The Brave One offers few simple answers. What the film presents in place of answers is humanity aptly represented by the talented duo of Foster and Howard. Whether cowering, cruel or conscience-plagued, The Brave One is Erica and Erica is Foster. Yet she lacks the sexuality to sell the few early scenes of domestic bliss with Andrews and later flirtation with Mercer. (The sole sex scene, which Jordan skillfully splices with Erica and David’s torn bodies being denuded in the hospital, requires the obvious service of a body double.) Foster connects most powerfully and emotionally with characters who are alone due to loss. As the recently divorced NYPD detective, Howard is merely additional flavoring. This fine actor seasons the film as little more than a glorified almost-love interest. Still, he shines no matter what he is asked to do, even when that request amounts to little more than looking the part of a conscientious, concerned, morally assured policeman.

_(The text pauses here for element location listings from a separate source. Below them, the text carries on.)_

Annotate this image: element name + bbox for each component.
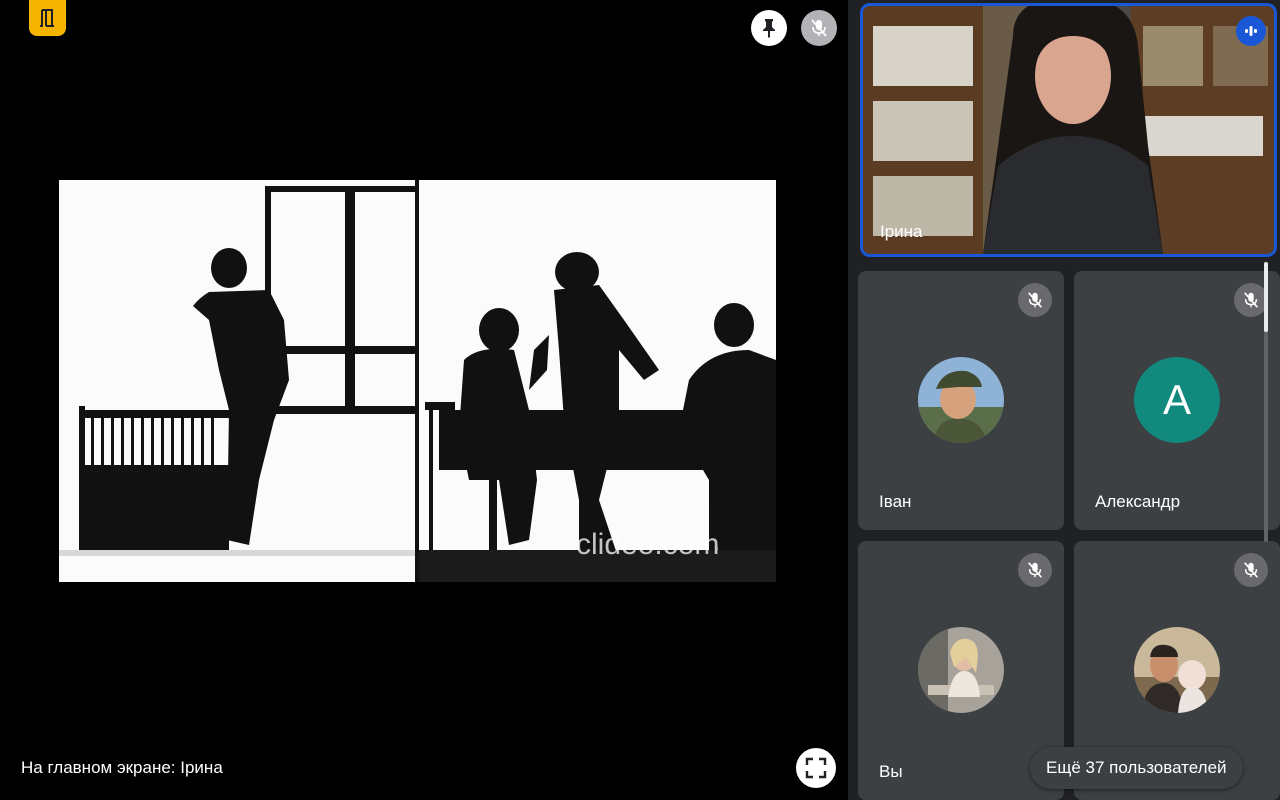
more-participants-button[interactable]: Ещё 37 пользователей xyxy=(1030,747,1243,789)
main-stage: clideo.com На главном экране: Ірина xyxy=(0,0,848,800)
pin-icon xyxy=(763,19,775,38)
mic-off-indicator xyxy=(1018,553,1052,587)
mic-off-icon xyxy=(1244,562,1258,578)
scrollbar-thumb[interactable] xyxy=(1264,262,1268,332)
watermark: clideo.com xyxy=(576,528,720,561)
mic-off-icon xyxy=(1028,292,1042,308)
avatar: A xyxy=(1134,357,1220,443)
mic-off-icon xyxy=(1028,562,1042,578)
mic-off-icon xyxy=(811,19,827,37)
participant-name: Іван xyxy=(879,492,912,511)
avatar xyxy=(918,357,1004,443)
mic-off-indicator xyxy=(1234,283,1268,317)
avatar xyxy=(1134,627,1220,713)
active-speaker-tile[interactable]: Ірина xyxy=(860,3,1277,257)
spotlight-caption: На главном экране: Ірина xyxy=(21,758,223,777)
presentation-image xyxy=(59,180,776,582)
speaking-indicator-icon xyxy=(1245,26,1257,36)
mic-off-indicator xyxy=(1018,283,1052,317)
participant-video xyxy=(863,6,1274,254)
pin-button[interactable] xyxy=(751,10,787,46)
mic-off-indicator xyxy=(1234,553,1268,587)
participant-tile[interactable]: A Александр xyxy=(1074,271,1280,530)
door-icon xyxy=(39,9,54,27)
main-mic-off-indicator xyxy=(801,10,837,46)
speaking-indicator xyxy=(1236,16,1266,46)
participant-tile[interactable]: Іван xyxy=(858,271,1064,530)
active-speaker-name: Ірина xyxy=(880,222,923,241)
app-badge[interactable] xyxy=(29,0,66,36)
avatar xyxy=(918,627,1004,713)
mic-off-icon xyxy=(1244,292,1258,308)
participants-scrollbar[interactable] xyxy=(1264,262,1268,542)
participant-name: Вы xyxy=(879,762,903,781)
presentation-video xyxy=(59,180,776,582)
fullscreen-button[interactable] xyxy=(796,748,836,788)
fullscreen-icon xyxy=(805,757,827,779)
participant-name: Александр xyxy=(1095,492,1181,511)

Fingering the politics of the vigilante film and discerning whether or not they matter is tricky. Most would clothe this entire genre in the coat of conservatism. Vigilantes are pro-gun and obviously pro-death penalty, yet they lack a fundamental faith in the system of law and order. An independent, fortysomething professional woman engaged to a foreigner, Erica obviously begins the film as liberal as Charlie Bronson’s conscientious objector. Untrained in gunplay, Erica finds solace in the authority of a firearm, recasting herself as a conservative cowboy doling out justice as she sees fit, but she always questions her actions, wondering whether she’s become what she is fighting. Be it ultimately left or right, The Brave One turns flip in its climax, seemingly negating the hemming and hawing of the previous two hours. (However, the deadpan levity of Nicky Katt, as Mercer’s partner, provides a much-needed respite from Foster’s tortured hand-wringing.) With its heady intellectualizing of vigilantism, The Brave One denies the audience vigilante cinema’s greatest asset, the violent catharsis. Overcorrecting the moral deficiency of Death Sentence and its ilk, The Brave One entertains so many unanswerable, high-minded queries that it fails to entertainingly answer any of them.